Brene Brown suggests that ‘perfectionism’ is not the same thing as striving to be your best.

‘Perfectionism’ is the belief that if we live perfect, look perfect, and act perfect, we can minimize or avoid the pain of blame, judgement, and shame. It is a shield. It is a twenty-ton shield that we lug around thinking it will protect us when, in fact, it is the thing that is really preventing us from flight.

A few years ago, I believed I was a perfectionist. I needed to appear perfect as I believed that I mattered only when I achieved great things. For me it was a positive trait rather than a flaw. Though I worked harder to achieve my personal best, I was never satisfied with the result. I kept telling myself I was not good enough. Insecurity gripped me as I feared disapproval from others.

What makes us aim to be perfect?

It is not clear what causes someone to become a perfectionist. Studies have found that high levels of perfectionism relate to depression, anxiety, eating disorders, deliberate self-harming and obsessive-compulsive disorder. It is a behaviour that we learn from our own inadequacy or when we copy someone close to us.

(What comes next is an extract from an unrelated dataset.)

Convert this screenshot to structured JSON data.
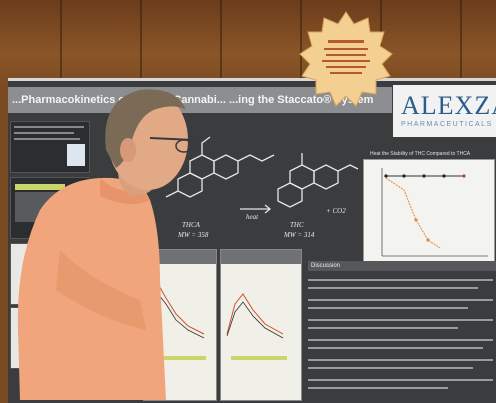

Our idea of perfectionism is based on our past actions. It is a combination of what we learned, imagined, and experienced in the past. It can be exhausting when we are trying to avoid repeat failures, but hopeful when we learn from our success. Depending on the outcome, our persona changes. We can become hypersensitive and defensive.

“When perfectionism exists, shame is always lurking” – Brene Brown

It took me years before I let go of the pressure. I no longer feel guilty when I leave my belongings scattered around the bedroom or dump piles of books on the table. I do not feel embarrassed when my family tells me I am a hoarder. Nor do I feel ashamed to say that I am not good at something which I am not particularly keen on.

And yet, when I am making art, I get frustrated and anxious when it does not turn out as I envisioned in my head. Even though others see a brilliant creation, I am critical of my own work. With advertising and social media, I am constantly reminded of all the things that I fall short. Self-doubt creeps in and I take a nose-dive into the pit of self-pity; I am not good enough.

“Have no fear of perfection- you’ll never reach it” – Salvador Dali

Perfection is not a quest to become the best. It is a pursuit of the worst in ourselves, the part that tells us that nothing we do will ever be good enough, that we should try harder. Perfectionism is unachievable. It is a function of the mind that can instigate defeat or success. It all depends on how we use it. Our goal is to reframe our mindset, shift our focus on living only in the present.

Therefore, we should not strive for perfection and we should not concern ourselves with what others think. The desire to achieve perfection can be a detriment to our health. It can cause us to lose our self-confidence and the ability to perform. Everyone has their own values and standards. Let us not second guess ourselves by trying to emulate others. We might end up becoming our worst enemy.

I am okay with not being perfect, because that is perfect to me.